Das Telefon läutete. Es wurde nicht gleich erhört, was den Anrufenden fast wahnsinnig machte vor Spannung. Es dauerte noch einige Zeit, dann endlich wurde der Hörer abgenommen und Connors etwas herrische Stimme meldete sich:

"Hallo?"

"Ist Leif bei dir?", fragte es gleich aufgeregt zurück und der Befragte musste sich erst einmal fassen ehe er überhaupt wusste, wer am anderen Ende der Leitung war.

"Vicky? Bist du das?"

"Ja, natürlich bin ich es! Wo ist Leif?", Victoria war nicht in der Stimmung lange mit ihm herum zu diskutieren.

"Ist schon um halb fünf von hier verschwunden. Ich dachte, er wollte zu dir?"

"Da war er auch. Aber er wollte noch dieses scheiß verdammte Regal aufbauen und ist noch mal zurück gefahren."

"Also hier ist er nicht wieder gewesen.", gab der schwarzhaarige Vampir verwundert zurück.
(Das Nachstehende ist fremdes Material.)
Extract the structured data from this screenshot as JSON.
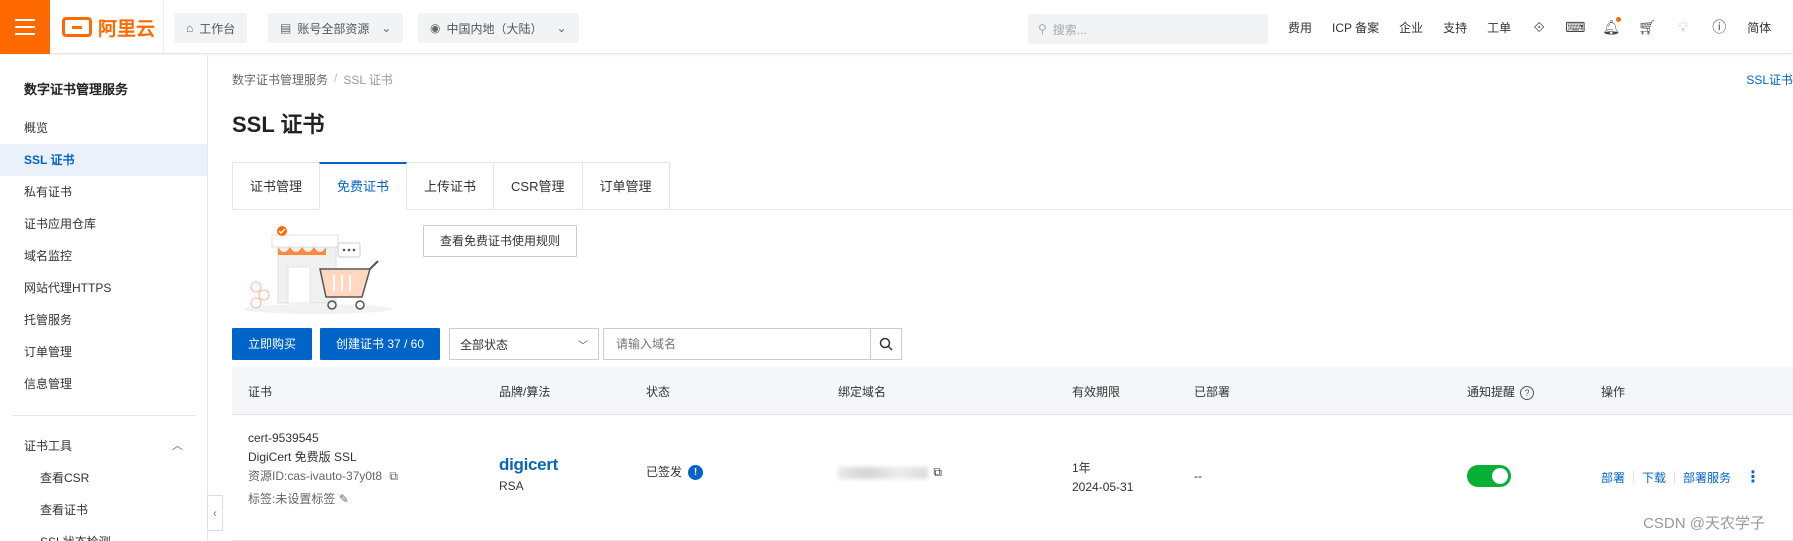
{
  "topbar": {
    "brand": "阿里云",
    "workbench": "工作台",
    "resources": "账号全部资源",
    "region": "中国内地（大陆）",
    "search_placeholder": "搜索...",
    "links": [
      "费用",
      "ICP 备案",
      "企业",
      "支持",
      "工单"
    ],
    "lang": "简体"
  },
  "sidebar": {
    "title": "数字证书管理服务",
    "items": [
      "概览",
      "SSL 证书",
      "私有证书",
      "证书应用仓库",
      "域名监控",
      "网站代理HTTPS",
      "托管服务",
      "订单管理",
      "信息管理"
    ],
    "tools_title": "证书工具",
    "tools_items": [
      "查看CSR",
      "查看证书",
      "SSL状态检测"
    ]
  },
  "main": {
    "breadcrumb": [
      "数字证书管理服务",
      "SSL 证书"
    ],
    "toplink": "SSL证书",
    "title": "SSL 证书",
    "tabs": [
      "证书管理",
      "免费证书",
      "上传证书",
      "CSR管理",
      "订单管理"
    ],
    "rules_button": "查看免费证书使用规则",
    "buy_button": "立即购买",
    "create_button": "创建证书 37 / 60",
    "status_select": "全部状态",
    "domain_placeholder": "请输入域名"
  },
  "table": {
    "headers": [
      "证书",
      "品牌/算法",
      "状态",
      "绑定域名",
      "有效期限",
      "已部署",
      "通知提醒",
      "操作"
    ],
    "rows": [
      {
        "cert_name": "cert-9539545",
        "cert_type": "DigiCert 免费版 SSL",
        "resource_id": "资源ID:cas-ivauto-37y0t8",
        "tag": "标签:未设置标签",
        "brand": "digicert",
        "algorithm": "RSA",
        "status": "已签发",
        "validity": "1年",
        "expire": "2024-05-31",
        "deployed": "--",
        "ops": [
          "部署",
          "下载",
          "部署服务"
        ]
      }
    ]
  },
  "watermark": "CSDN @天农学子",
  "colors": {
    "accent": "#0064c8",
    "brand": "#ff6a00",
    "toggle_on": "#06b035"
  }
}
"Wo kann er denn nur sein?", wollte Vic verzweifelt wissen.

"K-keine Ahnung", stotterte Connor ratlos, "Vielleicht hat er irgendwo angehalten und wartet, dass der Regen nachlässt."

Er sah kurz aus dem Fenster.

"Ist echt ein Leichtsinn bei solchem Wetter überhaupt außer Haus zu gehen.", meinte er noch hinterher.

Victoria schwieg eine Weile und sagte dann beklommen:

"Du wirst hoffentlich Recht haben. Danke für deine Hilfe. Ich melde mich, wenn er wieder hier ist. Bis bald."

"Bye."

Es tutete an der anderen Leitung und auch Connor legte den Hörer auf. Seufzeng kratzte er sich am kopf und schritt wieder in den Raum, aus dem er gekommen war. Es war sehr finster in ihm gewesen, aber es störte Connor nicht. Er konnte sogar von sich sagen, dass seine Sicht um einiges besser war, wenn das Licht seine Augen verschonte. Eine Gestalt befand sich dort drinnen. Sie saß zusammengesunken auf einem Sessel und hatte den kopf nach einer Seite gelehnt.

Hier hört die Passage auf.